Gli alleati non mancano, cominciando dalla stampa conservatrice, con
Bild
in testa. Quando si aprì la corsa alla successione di Jean-Claude Trichet alla Bce, il quotidiano più letto d’Europa sparò il mostro (e il presunto salvatore) in prima pagina: «Questo italiano, sprecone come il suo paese, non deve passare, questo tedesco, un vero Bundesbanker, deve salvarci ». Gli andò male: con i suoi no alle pur lente ed esitanti scelte pro-euro governative, Weber si mise contro Merkel, Schaeuble, i big global player
esportatori tedeschi. Gettò la spugna. Poco importa, Weidmann designato da ‘Angie’ al suo posto, da docile consigliere affrontò entusiasta la metamorfosi in capo dei Templari.
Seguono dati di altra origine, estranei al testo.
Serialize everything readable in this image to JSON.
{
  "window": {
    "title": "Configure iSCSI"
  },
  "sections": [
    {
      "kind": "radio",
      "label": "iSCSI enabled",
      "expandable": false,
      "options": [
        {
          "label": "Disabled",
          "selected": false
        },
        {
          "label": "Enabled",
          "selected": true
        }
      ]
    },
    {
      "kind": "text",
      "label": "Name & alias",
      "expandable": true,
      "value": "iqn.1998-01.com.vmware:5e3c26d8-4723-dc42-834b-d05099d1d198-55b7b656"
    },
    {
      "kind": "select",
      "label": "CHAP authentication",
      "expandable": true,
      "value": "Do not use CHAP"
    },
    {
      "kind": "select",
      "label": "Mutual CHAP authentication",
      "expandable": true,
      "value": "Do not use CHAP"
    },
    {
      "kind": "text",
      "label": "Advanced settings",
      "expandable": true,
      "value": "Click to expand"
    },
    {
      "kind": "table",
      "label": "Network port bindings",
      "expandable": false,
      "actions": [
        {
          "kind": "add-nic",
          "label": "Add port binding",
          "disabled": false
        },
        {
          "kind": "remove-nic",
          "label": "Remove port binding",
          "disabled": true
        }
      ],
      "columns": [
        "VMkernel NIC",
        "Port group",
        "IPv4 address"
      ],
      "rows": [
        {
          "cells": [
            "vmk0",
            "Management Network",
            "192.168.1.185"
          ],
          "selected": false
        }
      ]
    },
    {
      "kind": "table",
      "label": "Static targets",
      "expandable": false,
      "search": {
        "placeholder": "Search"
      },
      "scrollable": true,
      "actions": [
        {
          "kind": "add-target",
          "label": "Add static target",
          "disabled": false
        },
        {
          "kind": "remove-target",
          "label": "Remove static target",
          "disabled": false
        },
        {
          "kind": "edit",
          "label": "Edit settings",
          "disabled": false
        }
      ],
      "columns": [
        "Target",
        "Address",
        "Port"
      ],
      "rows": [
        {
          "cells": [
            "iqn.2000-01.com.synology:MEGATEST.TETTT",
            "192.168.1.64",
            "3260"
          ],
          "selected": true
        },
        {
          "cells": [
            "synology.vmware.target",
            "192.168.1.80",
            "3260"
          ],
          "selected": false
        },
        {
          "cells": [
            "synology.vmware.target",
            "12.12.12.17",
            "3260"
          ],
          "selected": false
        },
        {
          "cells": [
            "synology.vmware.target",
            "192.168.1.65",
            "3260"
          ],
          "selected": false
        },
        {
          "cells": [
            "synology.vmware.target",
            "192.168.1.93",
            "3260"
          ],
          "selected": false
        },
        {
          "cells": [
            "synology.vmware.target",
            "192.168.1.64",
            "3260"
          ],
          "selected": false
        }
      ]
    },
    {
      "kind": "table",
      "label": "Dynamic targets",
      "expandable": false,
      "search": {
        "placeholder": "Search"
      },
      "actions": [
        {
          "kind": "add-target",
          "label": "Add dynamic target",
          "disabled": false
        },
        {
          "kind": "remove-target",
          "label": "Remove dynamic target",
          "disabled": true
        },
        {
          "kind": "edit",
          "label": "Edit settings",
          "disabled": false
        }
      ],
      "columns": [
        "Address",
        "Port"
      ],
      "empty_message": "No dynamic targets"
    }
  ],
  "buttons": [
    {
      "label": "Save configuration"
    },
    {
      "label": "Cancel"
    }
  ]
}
Fanno il loro dovere, da quando nacquero come Bank deutscher Laender nel 1948, cioè un anno prima della Bundesrepublik. Primato della Buba sulle istituzioni democratiche, insomma. Primato difeso da una legge costitutiva (mutuata nello statuto Bce) che impone di difendere la stabilità dei prezzi, non congiuntura e occupazione come Fed o Bank of England. Protetti dallo scudo di 3401,8 tonnellate di riserve auree, più miliardi di riserve in valuta. Roba da far sognare Goldfinger risuscitandolo contro Jam e s
Bond. Riserve custodite quasi tutte a Fort Knox negli Usa, o nei forzieri imprendibili della Bank of England, non si sa mai in Europa continentale con tanti spreconi inaffidabili. Un altro dettaglio difende il primato del breznevismo monetario di Wilhelm-Epstein-Strasse: il presidente Bundesbank è l’unico funzionario pubblico meglio pagato del cancelliere. Spesso l’unico più stimato del cancelliere dal tedesco medio, in decenni di sondaggi. «Il mondo è cambiato, loro non l’hanno capito, non hanno digerito la perdita di ruolo incassata con la nascita della Bce, e reagiscono dogmatici » ci ha detto giorni fa Karl Lamers,
già uomo-chiave della Europapolitik di Kohl. Il rigore di decenni ha fatto una Germania forte e competitiva, ma oggi, non solo domani, è già un altro giorno. Sorridendo amaro Lamers ricordava sfide tremende. Quando con la riunificazione il suo cancelliere, Schaeuble e lui stesso decisero alte spese pubbliche per risollevare e salvare da fame e miseria la Germania Est schiacciata da mezzo secolo di colonialismo russo. «Bene, allora alzeremo i tassi», risposero Karl Otto Poehl, Helmut Schlesinger, Hans Tietmeyer, in sequenza presidenti di Buba. Gettarono così l’Europa, Germania compresa, in anni di recessione. Kohl, ricordano i suoi ancora oggi, sgomenti, spedì in corsa in elicottero blindato da Bonn a Francoforte il suo ministro delle Finanze Theo Waigel. Waigel pregò di impegnare le riserve auree in nome del diritto dei tedeschi al lavoro e a un’unità nazionale dignitosa. Tietmeyer quasi lo cacciò via a pedate. Bene così, loro sì che difendono i nostri portafogli, risparmi,
pensioni e conti in banca dai
Pleite-Griechen
o da ogni
Pleite-Suedlaender
(greci bancarottieri, sudeuropei bancarottieri), tuona a raffica la Bild. E anche se Bmw e Vw, Daimler e Siemens o sindacati chiedono più aperture, temono per l’economia, avanti ancora. La fede dei Templari di Buba è sempre stata incrollabile. Anche quando furono accusati, Weber al comando, di aiutare l’Iran deciso a distruggere Israele ad aggirare le sanzioni. Siamo arroganti perché siamo bravi.